In China, Searching for Mysterious Gaps in the Family Tree

Veronique Greenwood | Atlas Obscura | December 2016 | 19 minutes (4,867 words)
Our latest Exclusive is a new story by Veronique Greenwood, co-funded by Longreads Members and published by Atlas Obscura.In southern China, not far from where the rice paddies fade into the urban sprawl of the Pearl River Delta, there is a place that used to be called the Four Counties. It’s farming country still, even in this age when everyone seems to be heading to make their fortunes in the cities. Small villages of low, tile-roofed houses speckle the landscape. People carry bamboo baskets full of root vegetables on their backs. Stray dogs trot purposefully through the village lanes, eyes alert for kitchen scraps. In the summer, the subtropical sun is like a hammer; in the winter, cold rain sweeps the fields.

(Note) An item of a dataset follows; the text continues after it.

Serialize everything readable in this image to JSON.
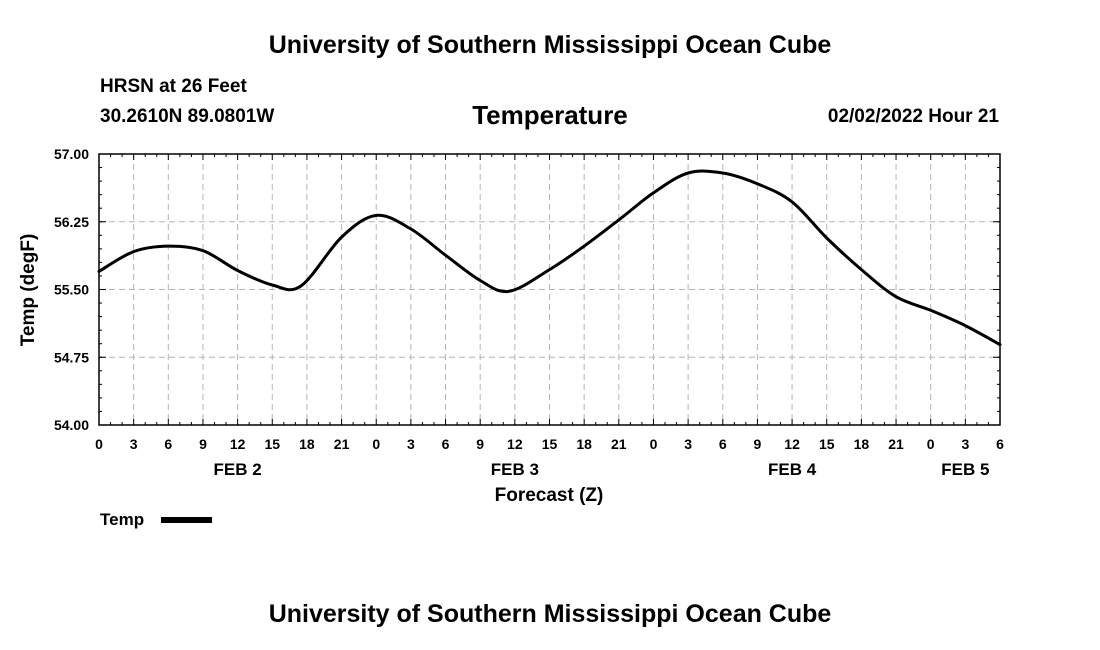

It was to this place that Imogene Lim came in 2009. She had just a little bit of information to go on. But Lim, a Canadian anthropologist whose fieldwork has taken her to Tanzania to observe tribes of former hunter-gatherers, was on a voyage of discovery. And with the help of local authorities, she soon reached the object of her quest. She returned this year for a visit. In a Guangzhou hotel room this fall, having recently arrived from the Four Counties (now five, after a redrawing of borders), she took out a photocopied booklet. The cover showed a calligraphic title, proclaiming it to be a genealogy, and inside were page after page of branching diagrams. It had been given to her by a cousin in the village.
“This is my father,” she said, pointing to a name deep into the pages. Underneath it, in a language she cannot read or speak, it says, “Went to Canada, communication lost. Number of children: Unknown.”